AWS didn’t follow one of the key principles advocated by Google’s team in managing technical debt: ‘Make it hard to do the wrong thing’
Google’s advice to make it hard for errors to happen follows the practice of all leading safety organizations. For example, the controls in the cockpit of a jet airliner have been designed to an excruciating (and necessary) level of detail. If there’s a button or a switch that shouldn’t be pressed by mistake it may be covered by a housing that needs to be opened before being able to press the button inside. Similarly, the systems engineers at AWS should have already had a built in safety check to make it impossible for simple ‘typos’ to cause a network outage. Was there have a maximum value criteria for the specific input field that caused this problem? If not, why not? Also, what other systems have similar capabilities and dependencies and are all of those dependencies being assessed for similar problems?
Talk with your CIO
Google’s article on managing technical debt is a great starting point for having a conversation with your CIO about the procedures they have established to prevent outages and mishaps. Managing technical debt may seem like a nuisance and being told by your CIO that ‘we are following industry standards’ may be comforting and seem like a satisfactory answer. However, this recent AWS incident points to the need for CEOs to be fully informed so that they can independently be certain that the best procedures are in place to manage such risks.

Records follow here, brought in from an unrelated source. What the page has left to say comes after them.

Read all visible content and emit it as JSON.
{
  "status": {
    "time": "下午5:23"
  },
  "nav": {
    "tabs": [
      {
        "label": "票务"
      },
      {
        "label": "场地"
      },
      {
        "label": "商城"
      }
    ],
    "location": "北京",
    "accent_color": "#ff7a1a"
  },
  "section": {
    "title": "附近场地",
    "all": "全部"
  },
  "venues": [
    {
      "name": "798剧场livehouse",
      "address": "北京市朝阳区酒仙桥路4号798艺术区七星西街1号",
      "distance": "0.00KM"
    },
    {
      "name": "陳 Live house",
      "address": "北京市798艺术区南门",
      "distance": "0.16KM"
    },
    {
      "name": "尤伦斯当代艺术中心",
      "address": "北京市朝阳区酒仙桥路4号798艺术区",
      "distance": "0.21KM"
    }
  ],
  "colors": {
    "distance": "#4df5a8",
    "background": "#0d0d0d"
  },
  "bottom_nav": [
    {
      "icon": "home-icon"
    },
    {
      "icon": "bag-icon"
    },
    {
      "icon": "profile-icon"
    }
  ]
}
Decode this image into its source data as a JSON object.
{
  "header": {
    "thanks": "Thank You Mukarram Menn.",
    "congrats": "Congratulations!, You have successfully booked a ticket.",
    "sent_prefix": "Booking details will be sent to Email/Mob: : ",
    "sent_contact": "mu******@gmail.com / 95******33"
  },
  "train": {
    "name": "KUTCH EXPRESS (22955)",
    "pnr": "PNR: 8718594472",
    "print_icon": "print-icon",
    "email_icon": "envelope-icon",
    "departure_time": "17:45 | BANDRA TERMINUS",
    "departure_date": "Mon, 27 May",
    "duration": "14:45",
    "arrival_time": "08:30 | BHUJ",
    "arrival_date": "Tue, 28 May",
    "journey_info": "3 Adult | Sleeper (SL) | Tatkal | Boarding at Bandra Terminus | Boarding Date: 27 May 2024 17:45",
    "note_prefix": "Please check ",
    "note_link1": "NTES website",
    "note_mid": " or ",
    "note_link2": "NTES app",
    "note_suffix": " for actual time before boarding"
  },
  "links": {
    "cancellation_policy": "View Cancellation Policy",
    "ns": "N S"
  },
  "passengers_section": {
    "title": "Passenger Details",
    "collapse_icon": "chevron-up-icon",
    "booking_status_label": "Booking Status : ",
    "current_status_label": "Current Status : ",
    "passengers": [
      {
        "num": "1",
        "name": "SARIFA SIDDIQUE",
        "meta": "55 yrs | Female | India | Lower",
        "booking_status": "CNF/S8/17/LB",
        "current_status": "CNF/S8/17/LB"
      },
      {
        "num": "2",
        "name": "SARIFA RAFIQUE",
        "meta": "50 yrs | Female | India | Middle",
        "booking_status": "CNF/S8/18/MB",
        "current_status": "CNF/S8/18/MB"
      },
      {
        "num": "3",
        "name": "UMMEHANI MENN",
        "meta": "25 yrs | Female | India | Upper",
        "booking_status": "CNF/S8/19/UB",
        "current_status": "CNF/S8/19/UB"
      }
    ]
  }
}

Technical debt implications for Machine Learning & Data Science
If like many companies you are using Data Science to drive business operations and to guide strategic decision-making then Google’s 2014 paper Hidden Technical Debt in Machine Learning Systems is a must-read. For example, the authors note there are many established procedures for managing dependency debt in software engineering but finding comparable dependency debt in machine learning systems is more costly and not as well established. The Google team offers the following useful questions:
- How easily can an entirely new algorithmic approach be tested at full scale?
- What is the transitive closure of all data dependencies?
- How precisely can the impact of a new change to the system be measured?
- Does improving one model or signal degrade others?
- How quickly can new members of the team be brought up to speed?